Sylvia needed to exchange something at the Apple store, so we stopped by the Cambridgeside Galleria after brunch on Saturday. We came out on the second floor, immediately opposite a Borders. “You mentioned you had a gift card, or might have a gift card,” I said. “Is there anything you …”
Sylvia, who hadn’t set more than a toe into the store, watched me vanish inside. “I’ll text you when I’m done,” she said to my back.
Living in Boston over a decade now, I knew the Cambridgeside Borders pretty well. I’d shopped here for gifts, picked myself up after job interviews with impulse buys, and whiled away summer afternoons with a random novel and a comfy chair. It wasn’t an intimate acquaintance, but it felt familiar because it felt like every other Borders. The same faux wood paneling, the same all-weather carpeting and soft but pervasive lighting. The warm feelings you had for your childhood Borders – the one that opened in Towson when I was twelve, a shot of unstepped heroin for a boy who’d grown up on Waldenbooks – were meant to be transferred to every Borders in the world. Thus the merits of corporate design.
The Borders in Cambridgeside Galleria has, as of this writing, less than a week to live. Shelves once bursting with books are now sparse, stacked with multiple copies of orders too recent to cancel. The taxonomy of affluent years has been abandoned: Romances jostle for space with Biographies, Business texts and Firearm catalogs. I found copies of Glenn Beck’s The Overton Window everywhere I went: Thrillers, Political, Literature, New Fiction, Science Fiction. Nothing essential or classic; everything brand new or badly dinged.
Books aside, everything in the store but the carpet was for sale. You could pick up three bookshelves for $99. Wire racks, plastic sleeves, CRT monitors, break room chairs and the syrup dispensers from the once packed cafe were all on the market. Someone had taken everything from the manager’s offices, given each its own plastic bag, and slapped a $1.00 price tag on each: used post-it notes, pencil cases, curly black plastic phone cords.

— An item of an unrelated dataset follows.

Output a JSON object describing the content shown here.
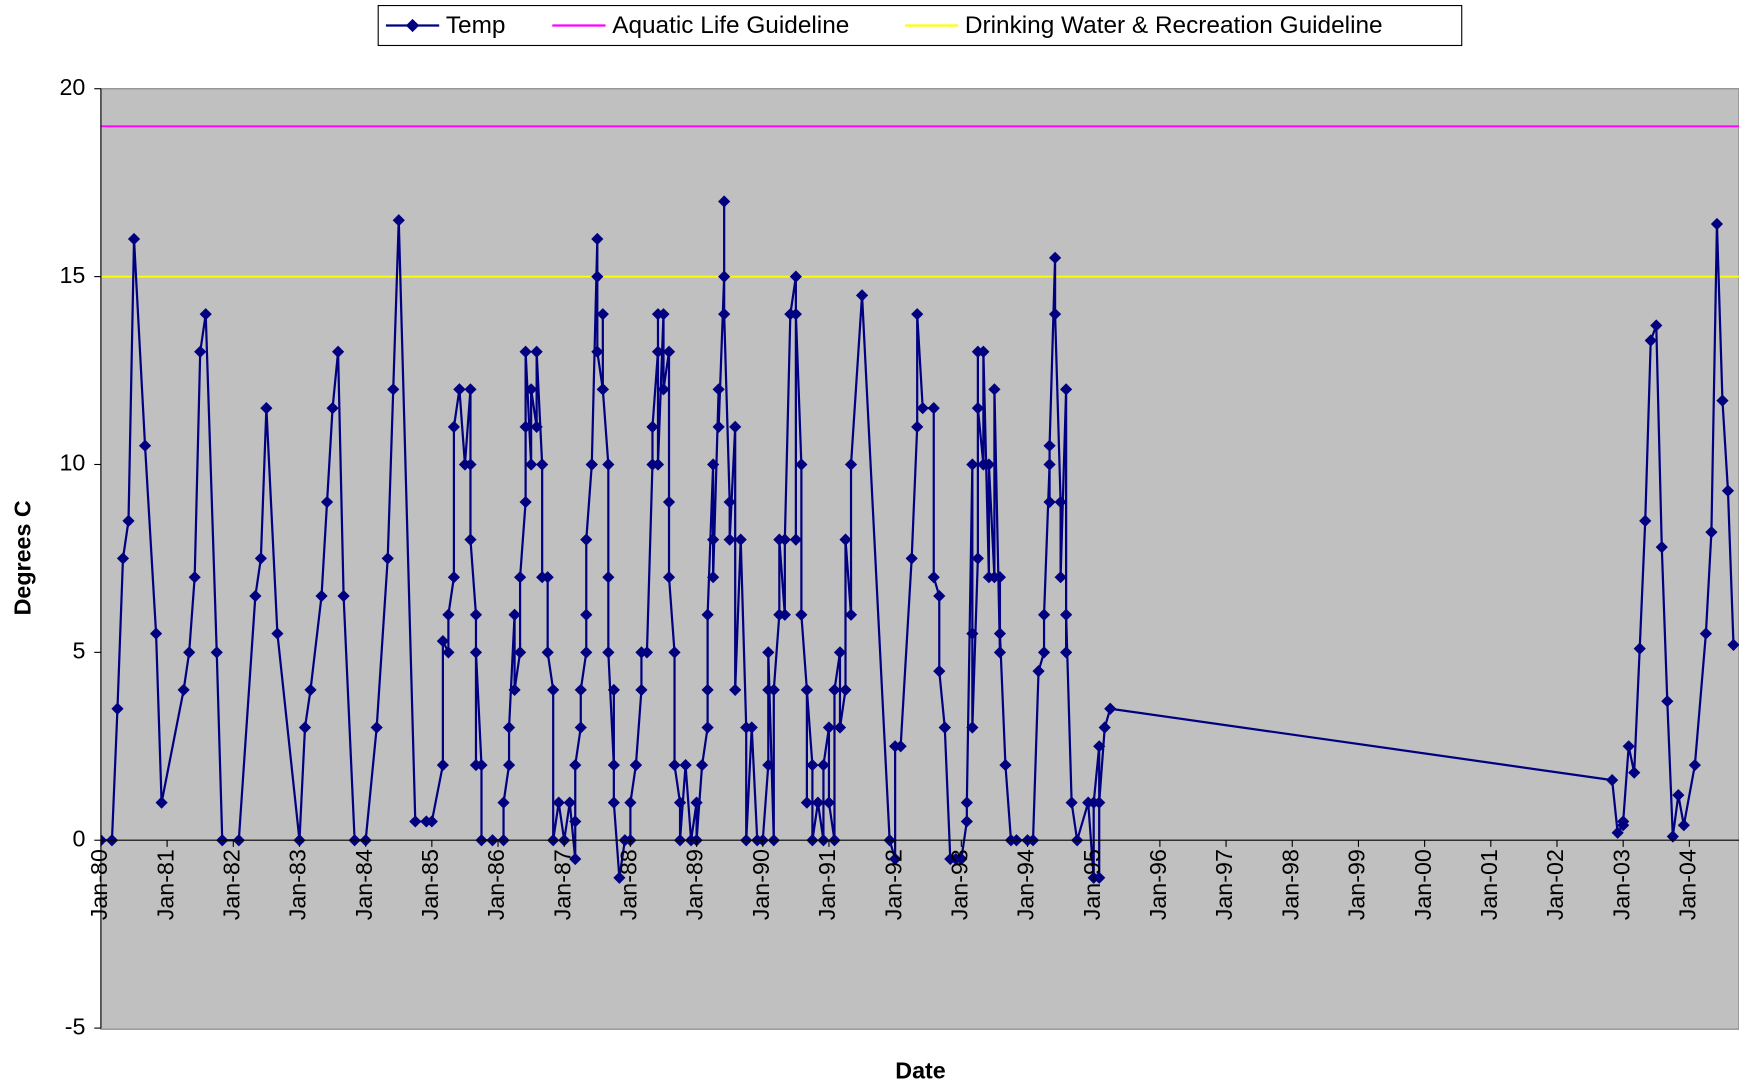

Two employees checked out a line of scavengers a dozen deep, including yours truly. A four-year-old knocked a bouncing rubber ball around with a poster tube. When it rolled away from him, I nudged it back in his direction with my foot. He lunged for it, toppling a small stack of Vampire Diaries puzzles, board games and sticker collections in the process. No one seemed in a hurry to clean it up. If I had opened a two-liter bottle of Coke and emptied it on the muted blue-green carpet of what was once the DVD section, would anyone have stopped me? Would anyone have cleaned it up? Were there mops?
Of the two employees behind the counter, one was an older gentleman with thick glasses that weren’t helping him with the screen. The other was a skinny young man with a bright red beard. He was explaining to a woman that he couldn’t promise that this atlas would still be there on Thursday, he couldn’t promise the doors would be open on Thursday, when a man in a uniform polo shirt with a cordless drill approached. “We just sold this shelf,” he said. “Can I take it apart and move it?”
The young man looked at the shelf behind the counter. A year ago it had been bursting with Harry Potter books and the newest loss leader merchandise. The contents and disposition of that shelf would have been dictated by the head office in Ann Arbor and passed down to local management as three-ring binders and stern emails (“FRONT SHELVES – REMINDER,” exclamation point, urgent). Now it held two copies of Rosetta Stone software (German and English), marked down 75%. “Umm,” the young man said. He thought for a moment, perhaps of a manager who no longer worked here, or the policy of an ancient store that had nothing in common with this wasteland but a name. The young man looked at the older man, then back at the contractor. Then he moved the two software boxes off the shelves. “Yeah, sure, go ahead.”